By 1986 though, Michals seems to use the photograph non-committally. The Most Beautiful Part of a Woman's Body is a shot of a woman's breasts. Beneath it the text begins: 'In the oldest dreams of men...', and having described how breasts are men's first memories, he concludes 'perfect in their gracious arcs, women wear breasts as medals, emblems of their love'. Even if you are interested in Michals' drivel relating to breasts, the picture in this case is but an empty appendage. In the same way, his photograph of a man holding an American flag in one hand and a Bible in the other (CLEAN) seems only to be a pretext for Michals to air his socio-political views ('Homosexuals were immediately rounded up by morality squads and vanished. Creationism was declared the official state science...').

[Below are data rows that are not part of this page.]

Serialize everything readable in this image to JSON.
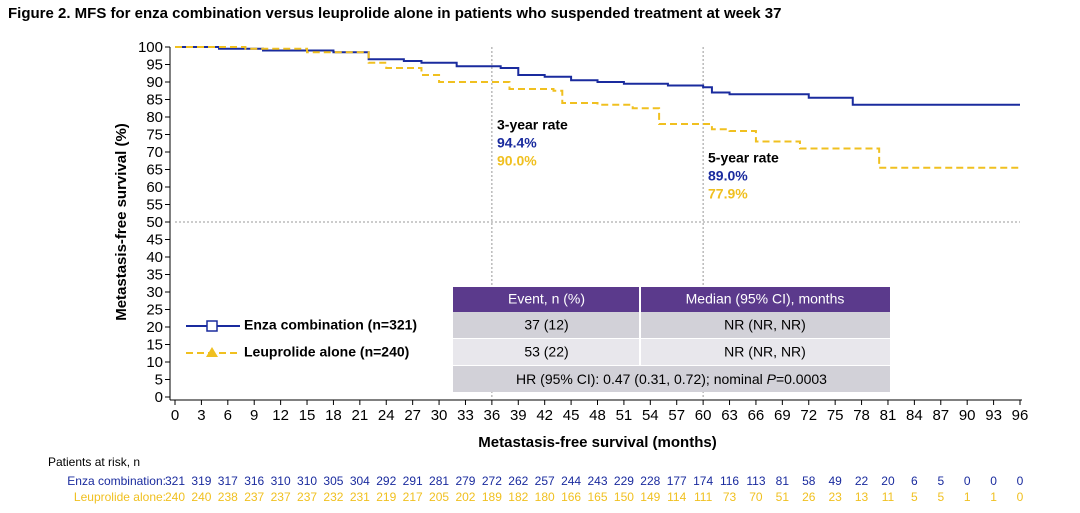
{
  "chart_data": {
    "type": "line",
    "step": true,
    "title": "Figure 2. MFS for enza combination versus leuprolide alone in patients who suspended treatment at week 37",
    "x_label": "Metastasis-free survival (months)",
    "y_label": "Metastasis-free survival (%)",
    "xlim": [
      0,
      96
    ],
    "xticks": [
      0,
      3,
      6,
      9,
      12,
      15,
      18,
      21,
      24,
      27,
      30,
      33,
      36,
      39,
      42,
      45,
      48,
      51,
      54,
      57,
      60,
      63,
      66,
      69,
      72,
      75,
      78,
      81,
      84,
      87,
      90,
      93,
      96
    ],
    "ylim": [
      0,
      100
    ],
    "yticks": [
      0,
      5,
      10,
      15,
      20,
      25,
      30,
      35,
      40,
      45,
      50,
      55,
      60,
      65,
      70,
      75,
      80,
      85,
      90,
      95,
      100
    ],
    "vlines": [
      36,
      60
    ],
    "hline": 50,
    "series": [
      {
        "name": "Enza combination (n=321)",
        "color": "#1a2b9e",
        "linestyle": "solid",
        "marker": "square",
        "x": [
          0,
          5,
          5,
          10,
          10,
          18,
          18,
          22,
          22,
          26,
          26,
          28,
          28,
          32,
          32,
          37,
          37,
          39,
          39,
          42,
          42,
          45,
          45,
          48,
          48,
          51,
          51,
          56,
          56,
          60,
          60,
          61,
          61,
          63,
          63,
          72,
          72,
          77,
          77,
          96
        ],
        "values": [
          100,
          100,
          99.5,
          99.5,
          99,
          99,
          98.5,
          98.5,
          96.5,
          96.5,
          96,
          96,
          95.5,
          95.5,
          94.5,
          94.5,
          94,
          94,
          92,
          92,
          91.5,
          91.5,
          90.5,
          90.5,
          90,
          90,
          89.5,
          89.5,
          89,
          89,
          88.5,
          88.5,
          87,
          87,
          86.5,
          86.5,
          85.5,
          85.5,
          83.5,
          83.5
        ]
      },
      {
        "name": "Leuprolide alone (n=240)",
        "color": "#f0c020",
        "linestyle": "dashed",
        "marker": "triangle",
        "x": [
          0,
          8,
          8,
          15,
          15,
          22,
          22,
          24,
          24,
          28,
          28,
          30,
          30,
          38,
          38,
          43,
          43,
          44,
          44,
          48,
          48,
          52,
          52,
          55,
          55,
          61,
          61,
          63,
          63,
          66,
          66,
          71,
          71,
          80,
          80,
          96
        ],
        "values": [
          100,
          100,
          99.5,
          99.5,
          98.5,
          98.5,
          95.5,
          95.5,
          94,
          94,
          92,
          92,
          90,
          90,
          88,
          88,
          87.5,
          87.5,
          84,
          84,
          83.5,
          83.5,
          82.5,
          82.5,
          78,
          78,
          76.5,
          76.5,
          76,
          76,
          73,
          73,
          71,
          71,
          65.5,
          65.5
        ]
      }
    ],
    "annotations": [
      {
        "label": "3-year rate",
        "rates": [
          "94.4%",
          "90.0%"
        ]
      },
      {
        "label": "5-year rate",
        "rates": [
          "89.0%",
          "77.9%"
        ]
      }
    ],
    "summary_table": {
      "header": [
        "Event, n (%)",
        "Median (95% CI), months"
      ],
      "rows": [
        [
          "37 (12)",
          "NR (NR, NR)"
        ],
        [
          "53 (22)",
          "NR (NR, NR)"
        ]
      ],
      "footer": [
        "HR (95% CI): 0.47 (0.31, 0.72); nominal ",
        "P",
        "=0.0003"
      ]
    },
    "risk_table": {
      "title": "Patients at risk, n",
      "rows": [
        {
          "label": "Enza combination:",
          "values": [
            321,
            319,
            317,
            316,
            310,
            310,
            305,
            304,
            292,
            291,
            281,
            279,
            272,
            262,
            257,
            244,
            243,
            229,
            228,
            177,
            174,
            116,
            113,
            81,
            58,
            49,
            22,
            20,
            6,
            5,
            0,
            0,
            0
          ]
        },
        {
          "label": "Leuprolide alone:",
          "values": [
            240,
            240,
            238,
            237,
            237,
            237,
            232,
            231,
            219,
            217,
            205,
            202,
            189,
            182,
            180,
            166,
            165,
            150,
            149,
            114,
            111,
            73,
            70,
            51,
            26,
            23,
            13,
            11,
            5,
            5,
            1,
            1,
            0
          ]
        }
      ]
    }
  }
}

-- ANDREW PALMER (taken from the review of Duane Michals retrospective of his work at the Royal Photographic Society in Bath, 1992)

In this response to Duane Michals work, where he exploits the meaning of bodies inclosed in their gender I face the bodies back as if one could actually look to the back of each picture taken in 1986 and see what's happening behind and emptying them of sexual meaning and still working with the author words on each 'moving image'. Women's breasts and Man's point of pleasure aren't reproduced here facing forward, but the memory of those "places" is brought back by the allusion that they are still there and have the nature of their existence and importance remains "in the oldest dream of men"...
Society has grown into a demystification of those symbols, and yet their presence (real or imaginary) define the difference between humans whose desire is to understand their own nature.